MSNBC Brings Back Former Dukes Of Hazzard Star To Argue Merits Of Confederate Flag
MSNBC's Steve Kornacki with a "fair and balanced" discussion on flying that Confederate flag. Who needs Fox with segments like this one?
If anyone wasn't already certain that Steve Kornacki has just completely destroyed what was left of Chris Hayes' weekend show on MSNBC since he took over, look no further than regular segments like this one. Following the news as reported by Chris Hayes the night before that South Carolina State Representative Norman "Doug" Brannon has decided to sponsor a bill to take down the Confederate flag flying at their state capitol, Kornacki did some follow up former Dukes of Hazzard star and Georgia Congressman Ben Jones.
I know there's no one else I'd rather hear from on this subject than "Cooter." How about you? This is the same clown that was telling Thomas Roberts earlier this year that Confederate flag license plates are part of the Rev. Dr. Martin Luther King Jr.'s vision for America. So Kornacki and his producers knew exactly what they were getting when they invited him on. Slate's Jamelle Bouie, who appeared with Jones has got the patience of a saint to have sat there and suffered through this nonsense and to have kept his responses as polite as he did here.
Kornacki started things off by asking Jones to respond to Brannon's proposal:
JONES: Not really. It's such a far more nuanced and complex than that to me Steve. I don't think... I'm glad that the representative is bringing this thing. That discussion is needed and it needs to be a sober and thoughtful and compassionate bridge building conversation, among Southerners, black and white of good hearts and caring and sensitivity to each other. And I'm glad it's coming up in December.
We shouldn't be having this fight right now. I don't think we should be making any of these hot political issued in the aftermath of this terrible, unspeakable tragedy. This was a disturbed young man who wanted to make a name for himself. I think he'd been drugging a lot. He got on line with all these white supremacists web sites and things.
Their flag is the American flag, the Klan and all those people. That's their official flag and when they use the symbol of the Confederate battle flag, they desecrate it in my opinion. I've spent my life in the South fighting for civil rights for everybody, and understanding between the races and I won't stop doing that, but there's seventy million Americans who are also descended from the Confederacy and may of us see it in a much different context. We don't like it being used in those ways.
The flag was taken down and I've seen reporting this week that says the Stars and Bars flies atop the capitol in South Carolina. It doesn't. It's not the Stars and Bars by the way, which was the first official flag of the Confederacy states, the government flag.
The battle flag is the Confederate battle flag, the St. Andrew's cross is what we're talking about and it's a symbol that means different things to different people in different context and we must be sensitive to everybody's feelings about it and understand that. […]
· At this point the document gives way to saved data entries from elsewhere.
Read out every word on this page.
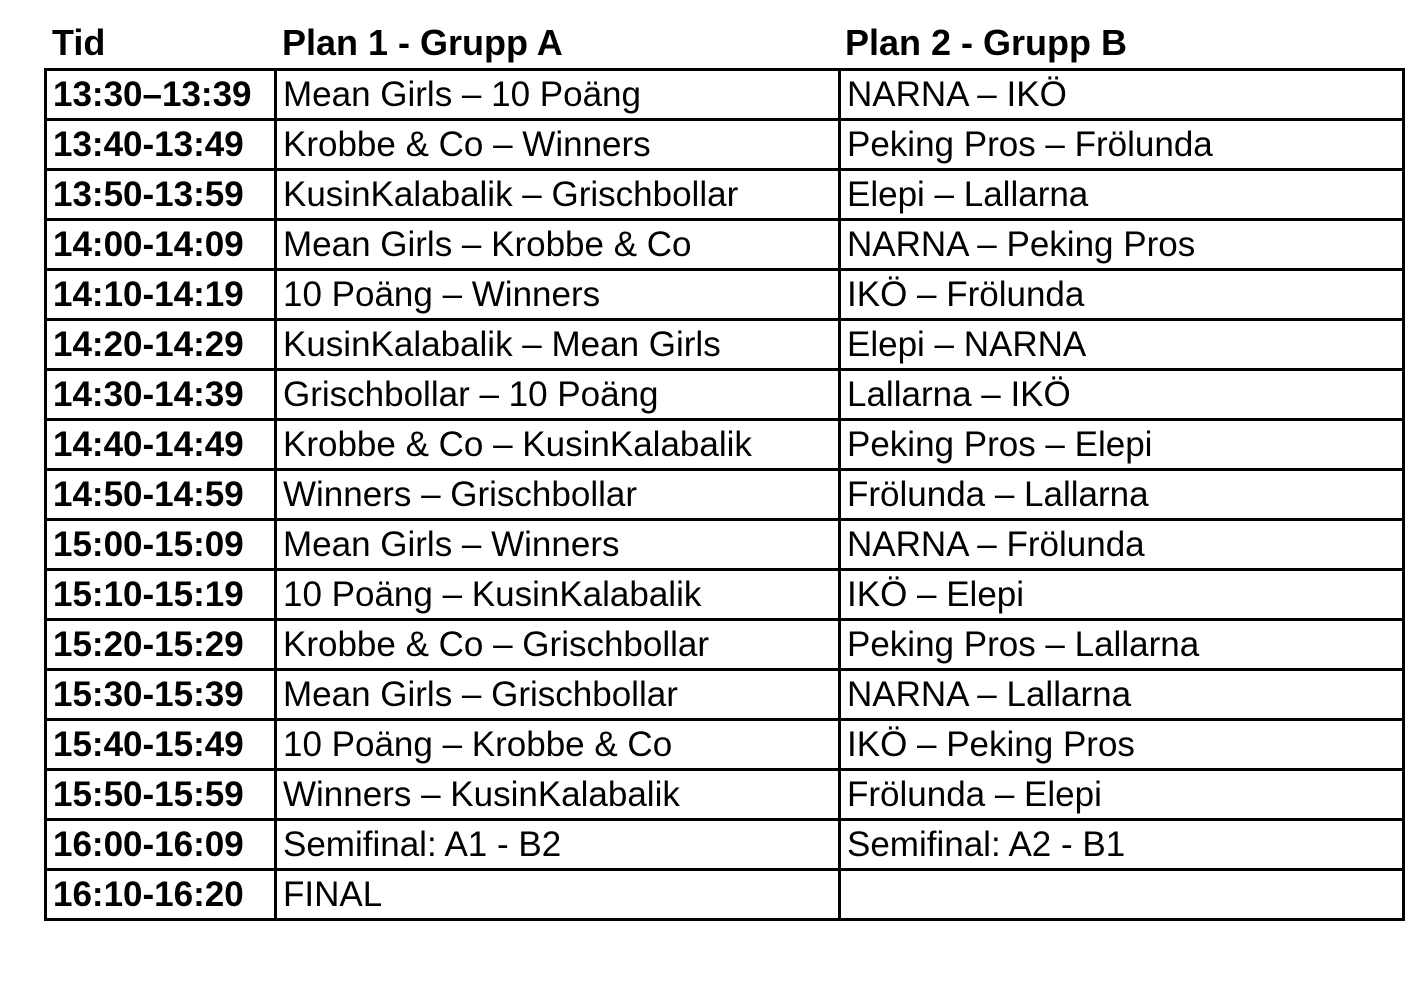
Tid	Plan 1 - Grupp A	Plan 2 - Grupp B
13:30–13:39	Mean Girls – 10 Poäng	NARNA – IKÖ
13:40-13:49	Krobbe & Co – Winners	Peking Pros – Frölunda
13:50-13:59	KusinKalabalik – Grischbollar	Elepi – Lallarna
14:00-14:09	Mean Girls – Krobbe & Co	NARNA – Peking Pros
14:10-14:19	10 Poäng – Winners	IKÖ – Frölunda
14:20-14:29	KusinKalabalik – Mean Girls	Elepi – NARNA
14:30-14:39	Grischbollar – 10 Poäng	Lallarna – IKÖ
14:40-14:49	Krobbe & Co – KusinKalabalik	Peking Pros – Elepi
14:50-14:59	Winners – Grischbollar	Frölunda – Lallarna
15:00-15:09	Mean Girls – Winners	NARNA – Frölunda
15:10-15:19	10 Poäng – KusinKalabalik	IKÖ – Elepi
15:20-15:29	Krobbe & Co – Grischbollar	Peking Pros – Lallarna
15:30-15:39	Mean Girls – Grischbollar	NARNA – Lallarna
15:40-15:49	10 Poäng – Krobbe & Co	IKÖ – Peking Pros
15:50-15:59	Winners – KusinKalabalik	Frölunda – Elepi
16:00-16:09	Semifinal: A1 - B2	Semifinal: A2 - B1
16:10-16:20	FINAL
That will be taken up soberly and thoughtfully in December by the South Carolina legislature, but it is not the flag that caused this act. We must make that clear. And as a member of the Sons of Confederate Veterans, everybody in my family fought for the South.
Got that everyone? Please don't do anything to offend the poor racists' sensibilities or hurt their feelings. Now is not the time to talk about this racist symbol flying at the state capitol. And it's complicated people.
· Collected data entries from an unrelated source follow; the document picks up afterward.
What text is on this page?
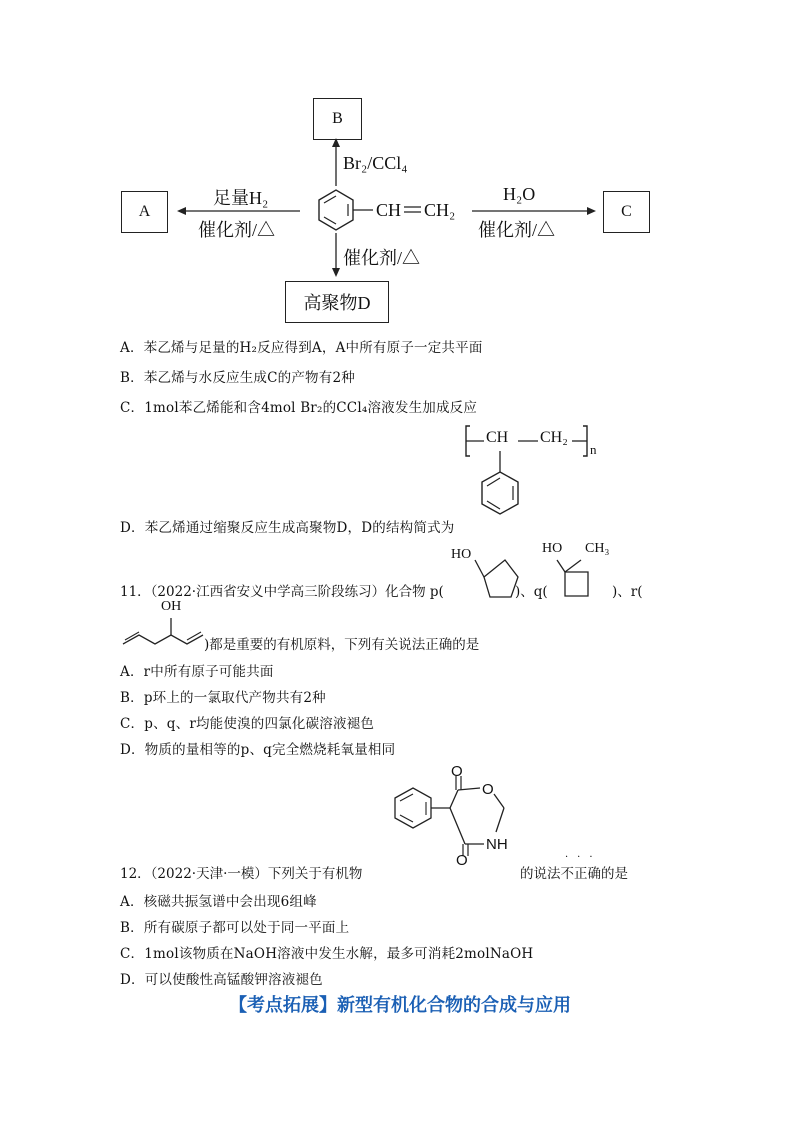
B
A	C
高聚物D
CH CH₂
Br₂/CCl₄
足量H₂
催化剂/△
H₂O
催化剂/△
催化剂/△
A．苯乙烯与足量的H₂反应得到A，A中所有原子一定共平面
B．苯乙烯与水反应生成C的产物有2种
C．1mol苯乙烯能和含4mol Br₂的CCl₄溶液发生加成反应
CH CH₂
n
D．苯乙烯通过缩聚反应生成高聚物D，D的结构简式为
11．（2022·江西省安义中学高三阶段练习）化合物 p(
HO
)、q(
HO CH₃
)、r(
OH
)都是重要的有机原料，下列有关说法正确的是
A．r中所有原子可能共面
B．p环上的一氯取代产物共有2种
C．p、q、r均能使溴的四氯化碳溶液褪色
D．物质的量相等的p、q完全燃烧耗氧量相同
O
O
NH
O
12．（2022·天津·一模）下列关于有机物	的说法不正确的是
·​·​·
A．核磁共振氢谱中会出现6组峰
B．所有碳原子都可以处于同一平面上
C．1mol该物质在NaOH溶液中发生水解，最多可消耗2molNaOH
D．可以使酸性高锰酸钾溶液褪色
【考点拓展】新型有机化合物的合成与应用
Bouie's response was perfect.
BOUIE: You know, films and books and movies can have multiple interpretations, but I think historical symbols and I think particularly, standards for armies tended, their meaning is rooted in the histories behind them. The Confederacy was founded on the basis of the preservation of the expansion of slavery. The Confederate Army fought to defend those ideals and while I have no problem and I in some ways respect people who want to honor their ancestors and their valor, we can't actually just erase history.
The history of the Confederate battle flag is part of the history of the Confederacy and the history of the Confederacy is a movement, a political movement to preserve slavery. That flag, the battle flag and the Confederate flag, the flag of the CSA itself, went into hibernation for quite a while.
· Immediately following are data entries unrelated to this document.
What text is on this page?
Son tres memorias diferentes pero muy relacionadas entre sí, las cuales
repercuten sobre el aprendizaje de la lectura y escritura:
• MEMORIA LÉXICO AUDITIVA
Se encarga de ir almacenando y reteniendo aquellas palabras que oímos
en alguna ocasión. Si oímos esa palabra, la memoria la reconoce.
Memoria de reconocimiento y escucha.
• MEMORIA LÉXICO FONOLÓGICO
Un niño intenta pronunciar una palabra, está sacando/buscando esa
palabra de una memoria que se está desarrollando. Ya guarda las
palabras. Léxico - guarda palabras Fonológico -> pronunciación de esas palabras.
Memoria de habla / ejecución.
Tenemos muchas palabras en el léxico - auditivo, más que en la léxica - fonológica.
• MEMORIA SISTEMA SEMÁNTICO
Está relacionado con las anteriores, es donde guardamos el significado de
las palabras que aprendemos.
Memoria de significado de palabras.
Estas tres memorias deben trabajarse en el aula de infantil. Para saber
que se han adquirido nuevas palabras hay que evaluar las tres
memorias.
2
The two times when they came back out of hibernation and back in the public view were during Reconstruction, when and anti-Reconstruction ex-Confederates used terrorism to disenfranchise newly enfranchised blacks, and during the Civil Rights movement when opponents of integration and supporters of Jim Crow brought the flag back out to show their opposition to civil rights.
In the flag's position in the South Carolina capitol for example, only shows up in 1962. Now, it's possible that it showed up because in 1962 a group of white South Carolinians just wanted to show their heritage, but my sense is that it's there as a symbol of defiance.
Now, on Wednesday, nine people were killed by a young man who was steeped in white supremacist imagery, who had the flags of Apartheid states on his clothing, who had a Confederate symbols on his vehicles, who expressed his desire to start a race war, who talked about black people in the same exact terms as Confederate leaders did.
Regardless of whether or not something is your heritage, you're free to honor your heritage however you like in your private space, but the South Carolina capitol is a public space and it is insulting frankly to have that flag fly when nine people were killed by a person expressing the ideals that that flag flew for a hundred and fifty years ago, a hundred years ago and fifty years ago.
Which of course was met by deflection from Jones. The American flag was the one flown by racists. Blame slavery on Wall Street and the North, not the South where they actually owned the slaves. Why the networks feel the need to keep propping up these apologists for white supremacy is beyond me, but every time there's an incident involving racial tensions, you can count on them to do just that again and again.